Like all Tales novels, The Days of Anna Madrigal is part tenderly unfurling soap opera, part dispatch from the more sybaritic precincts of the Bay Area's counterculture. Shawna had a blog (Grrrl on the Loose), back when that was a thing, and now she hangs out at Litquake (an underground literary events series) and wears a high-waisted dress "as a friendly nod to Lena Dunham in Girls". Jake, Anna's carer, meets his boyfriend via Buck Angel Dating, a service for trans men. And finally there's Burning Man, that explosion of eccentricity, wild costumes and performance art in the vast alkali flats of Nevada. In the course of the novel, the characters gradually converge there to take drugs, stage pageants, get laid and generally let their freak flags fly.
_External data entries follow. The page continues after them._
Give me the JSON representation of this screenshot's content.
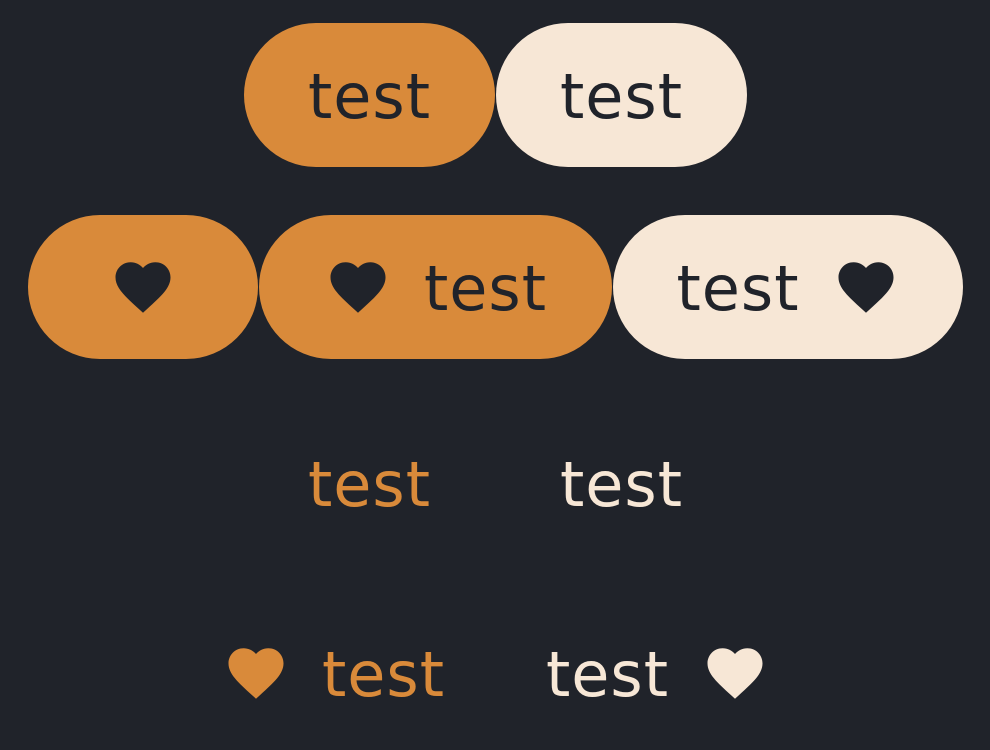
{
  "colors": {
    "background": "#20232a",
    "primary": "#d98a3a",
    "secondary": "#f7e7d6",
    "dark_text": "#20232a"
  },
  "row1": {
    "filled_primary_label": "test",
    "filled_secondary_label": "test"
  },
  "row2": {
    "icon_only_icon": "heart-icon",
    "icon_leading_label": "test",
    "icon_leading_icon": "heart-icon",
    "icon_trailing_label": "test",
    "icon_trailing_icon": "heart-icon"
  },
  "row3": {
    "text_primary_label": "test",
    "text_secondary_label": "test"
  },
  "row4": {
    "text_icon_leading_label": "test",
    "text_icon_leading_icon": "heart-icon",
    "text_icon_trailing_label": "test",
    "text_icon_trailing_icon": "heart-icon"
  }
}
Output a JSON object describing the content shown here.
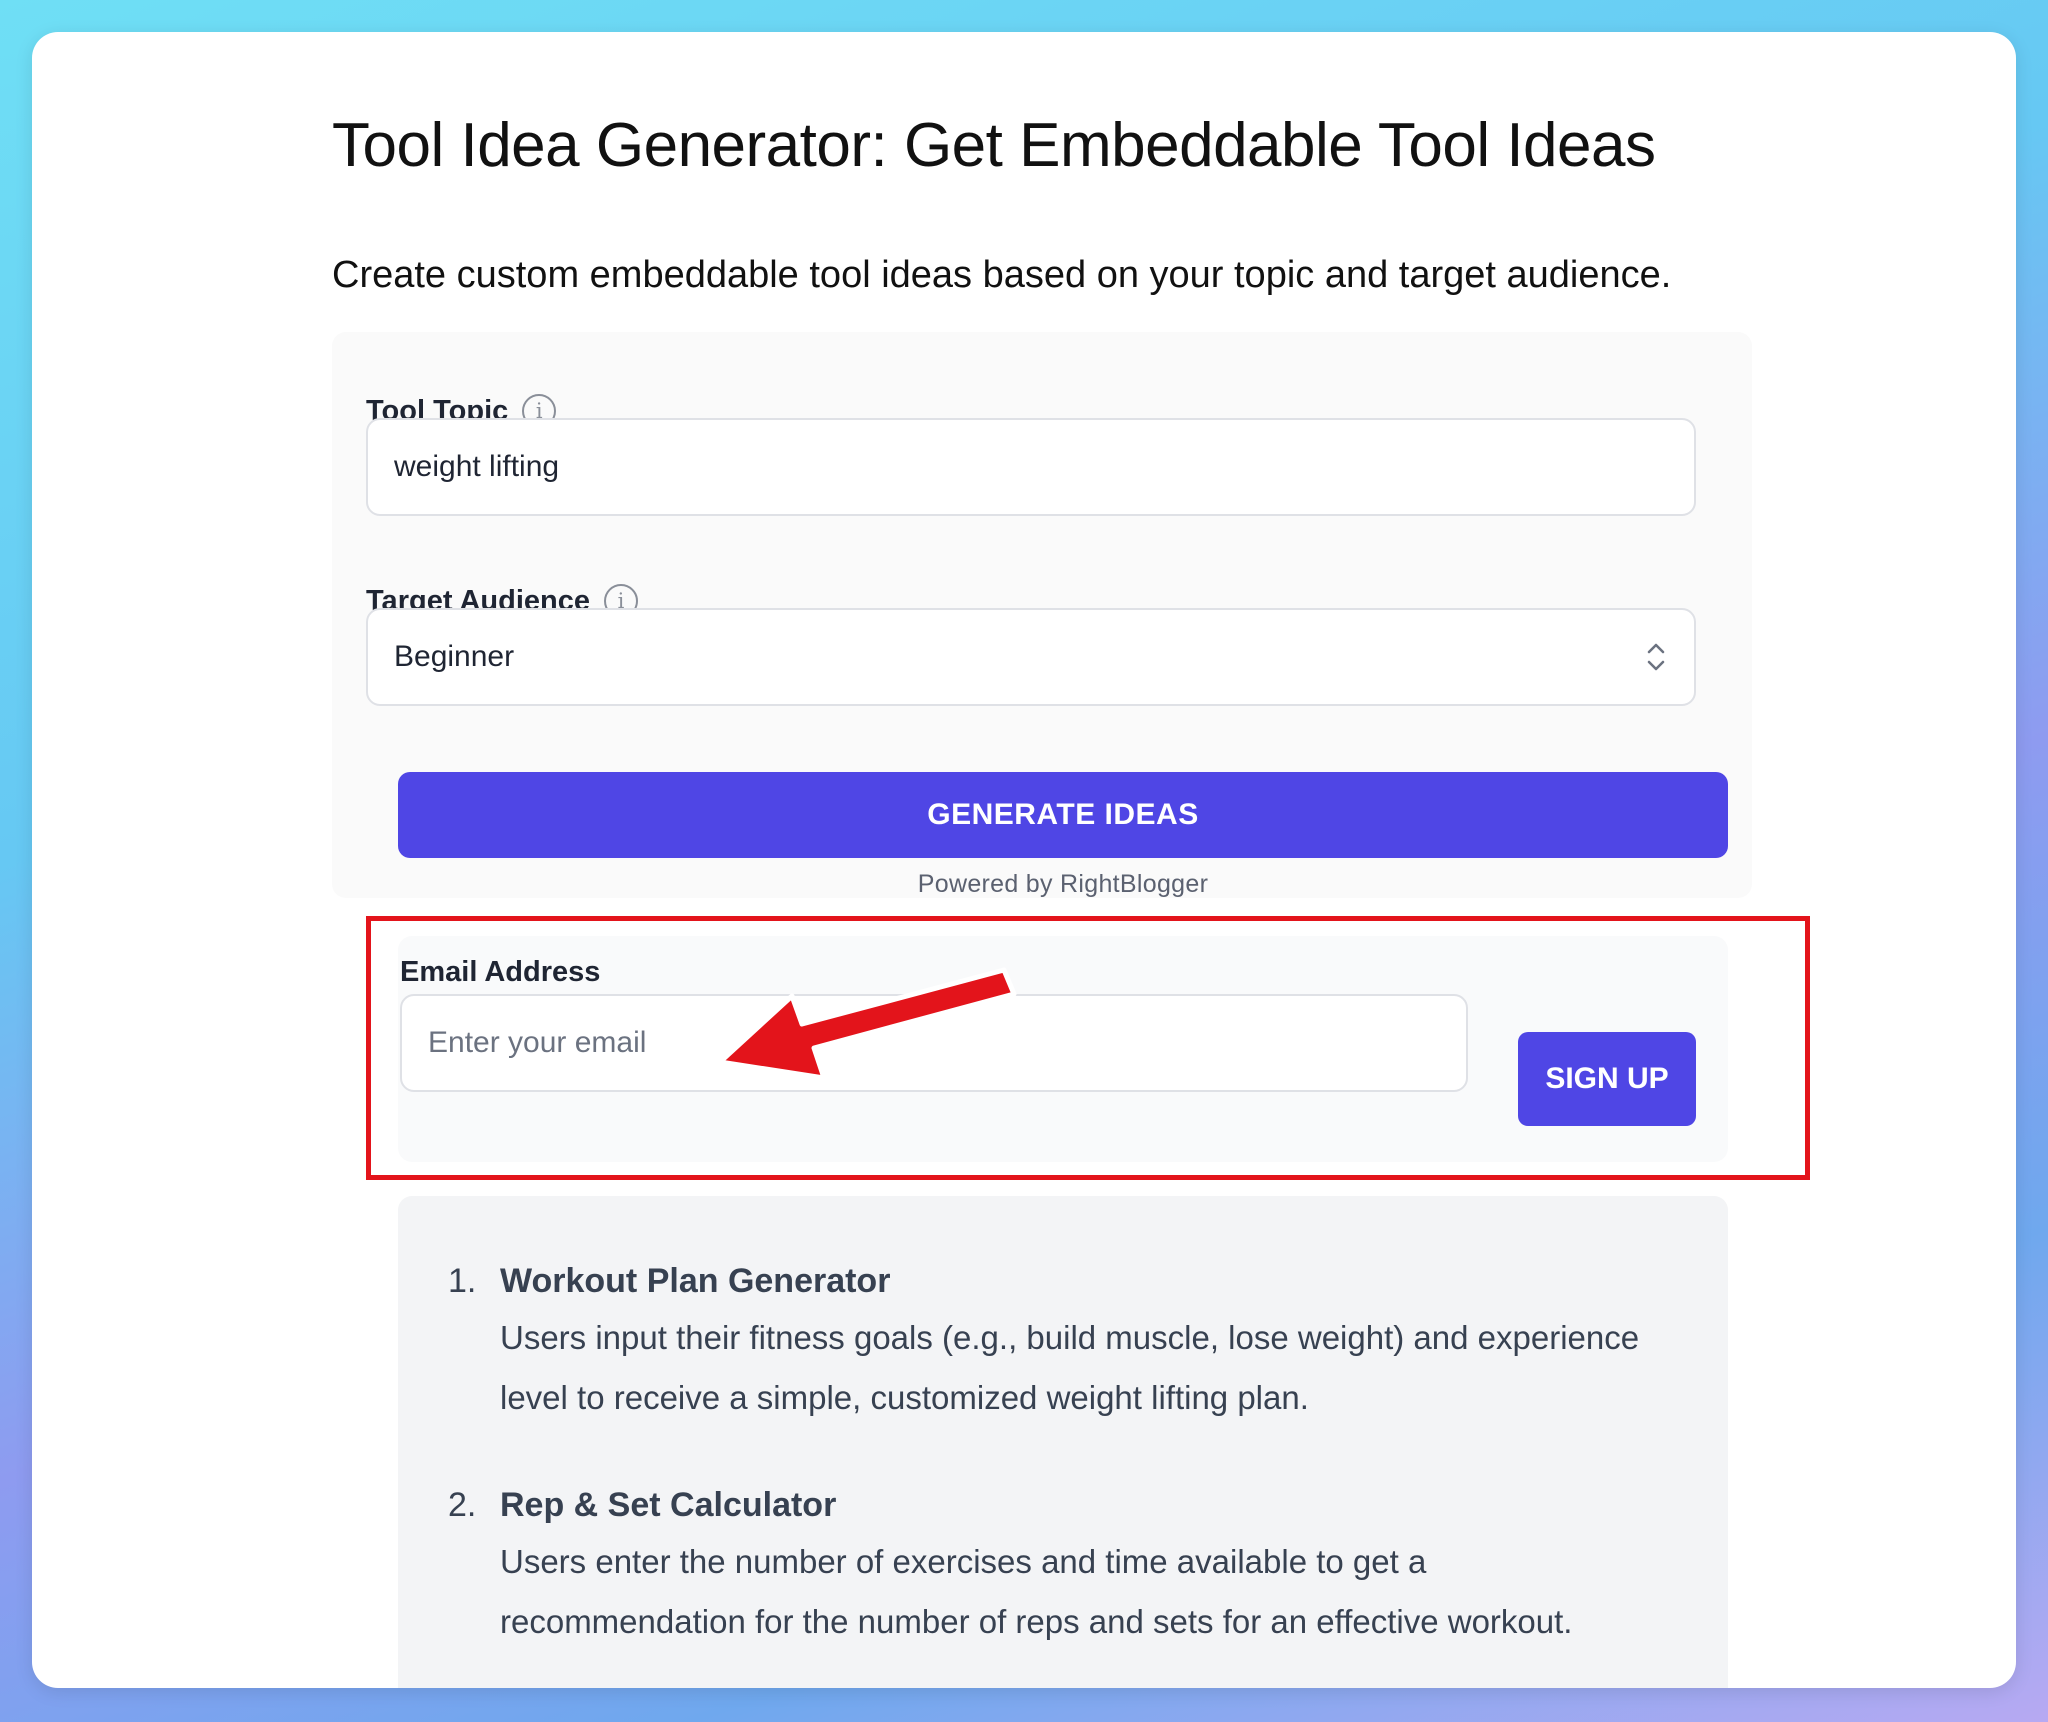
{
  "page": {
    "title": "Tool Idea Generator: Get Embeddable Tool Ideas",
    "subtitle": "Create custom embeddable tool ideas based on your topic and target audience."
  },
  "form": {
    "topic_label": "Tool Topic",
    "topic_value": "weight lifting",
    "audience_label": "Target Audience",
    "audience_value": "Beginner",
    "generate_label": "GENERATE IDEAS",
    "powered_by": "Powered by RightBlogger"
  },
  "signup": {
    "email_label": "Email Address",
    "email_placeholder": "Enter your email",
    "button_label": "SIGN UP"
  },
  "annotation": {
    "highlight_color": "#e3141b",
    "arrow_color": "#e3141b"
  },
  "ideas": [
    {
      "number": "1.",
      "title": "Workout Plan Generator",
      "description": "Users input their fitness goals (e.g., build muscle, lose weight) and experience level to receive a simple, customized weight lifting plan."
    },
    {
      "number": "2.",
      "title": "Rep & Set Calculator",
      "description": "Users enter the number of exercises and time available to get a recommendation for the number of reps and sets for an effective workout."
    }
  ],
  "colors": {
    "accent": "#4f46e5",
    "card": "#ffffff",
    "results_bg": "#f3f4f6"
  }
}
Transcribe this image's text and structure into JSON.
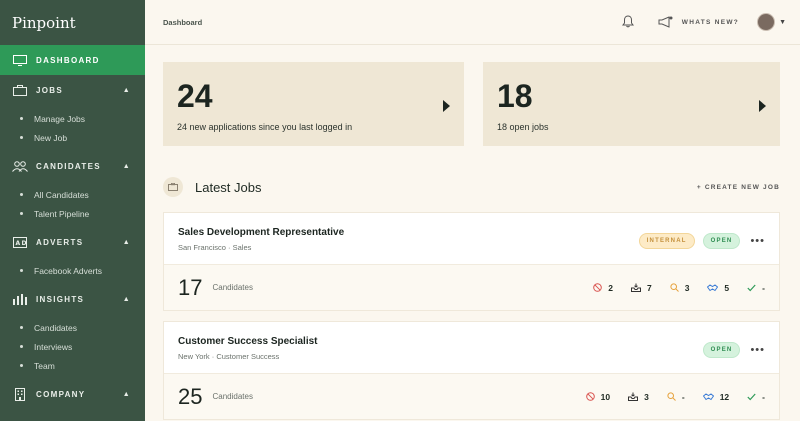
{
  "sidebar": {
    "brand": "Pinpoint",
    "sections": [
      {
        "label": "Dashboard",
        "icon": "monitor-icon",
        "active": true,
        "items": []
      },
      {
        "label": "Jobs",
        "icon": "briefcase-icon",
        "items": [
          "Manage Jobs",
          "New Job"
        ]
      },
      {
        "label": "Candidates",
        "icon": "people-icon",
        "items": [
          "All Candidates",
          "Talent Pipeline"
        ]
      },
      {
        "label": "Adverts",
        "icon": "ad-icon",
        "items": [
          "Facebook Adverts"
        ]
      },
      {
        "label": "Insights",
        "icon": "bar-chart-icon",
        "items": [
          "Candidates",
          "Interviews",
          "Team"
        ]
      },
      {
        "label": "Company",
        "icon": "building-icon",
        "items": []
      }
    ]
  },
  "topbar": {
    "breadcrumb": "Dashboard",
    "whats_new": "WHATS NEW?"
  },
  "stats": [
    {
      "value": "24",
      "label": "24 new applications since you last logged in"
    },
    {
      "value": "18",
      "label": "18 open jobs"
    }
  ],
  "latest": {
    "title": "Latest Jobs",
    "create_label": "+ CREATE NEW JOB"
  },
  "jobs": [
    {
      "title": "Sales Development Representative",
      "subtitle": "San Francisco · Sales",
      "badges": [
        "INTERNAL",
        "OPEN"
      ],
      "candidates": "17",
      "candidates_label": "Candidates",
      "stages": {
        "rejected": "2",
        "inbox": "7",
        "review": "3",
        "interview": "5",
        "hired": "-"
      }
    },
    {
      "title": "Customer Success Specialist",
      "subtitle": "New York · Customer Success",
      "badges": [
        "OPEN"
      ],
      "candidates": "25",
      "candidates_label": "Candidates",
      "stages": {
        "rejected": "10",
        "inbox": "3",
        "review": "-",
        "interview": "12",
        "hired": "-"
      }
    }
  ],
  "colors": {
    "sidebar": "#3b5444",
    "active": "#2e9a58",
    "rejected": "#d9534f",
    "review": "#e6a23c",
    "interview": "#3a7bd5",
    "hired": "#2e9a58"
  }
}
Much of the appeal of The Days of Anna Madrigal derives from catching up with familiar characters, so a goodly chunk of exposition has to be got out of the way before you start to notice how vividly Maupin writes, with the economy of a good journalist and the instincts of a poet. Burning Man, in particular, with its biblical accompaniment of dust storms, brings out these talents: a car's wipers "carved adobe arches on the windshield", while the festival itself is "block after block of dust-fuzzed tents and shade structures jutting like bat wings into the sky, [while] the night rang with the sound of sledgehammers on rebar". Maupin is here not just to tell you what the wild kids are up to these days, but to make you see and feel and hear it as well.

In counterpoint to these contemporary shenanigans are the sepia-toned chapters recounting Anna's past as a teenage boy in the Blue Moon brothel, owned and operated by her mother. It turns out that Anna Madrigal, that reliable dispenser of startling plot reveals, still has a secret up her sleeve, and getting to the bottom of it will require a return visit to Winnemucca in Brian's caravan. This juxtaposition makes a sweet coda to the series, a reminder of just how far Anna has come in her life, and how much of her own hard-won self-acceptance she has managed to inspire in her many charges.

Yet so little of that old liberation can be sourced in San Francisco nowadays; the dot-commers and finance guys have priced the city out of the range of the people who once generated its best tales. The Days of Anna Madrigal is by necessity a somewhat melancholy book, as Anna charts the "small surrenders" of old age, what she gracefully chooses to regard as "simplification" and "leaving like a lady". Like her creator, she understands the virtue of letting go when the time comes, and one more time the two of them show the rest of us how it's done.


• Laura Miller's The Magician's Book is published by Little, Brown.


*Blogger's note: My frequent readers know I usually only post Kirkus reviews but since I am reading this book, I wanted to post the review. Just another note, yesterday I talked about book covers. I have an ARC of this book and LOVE the cover I have. Again, why did they change it?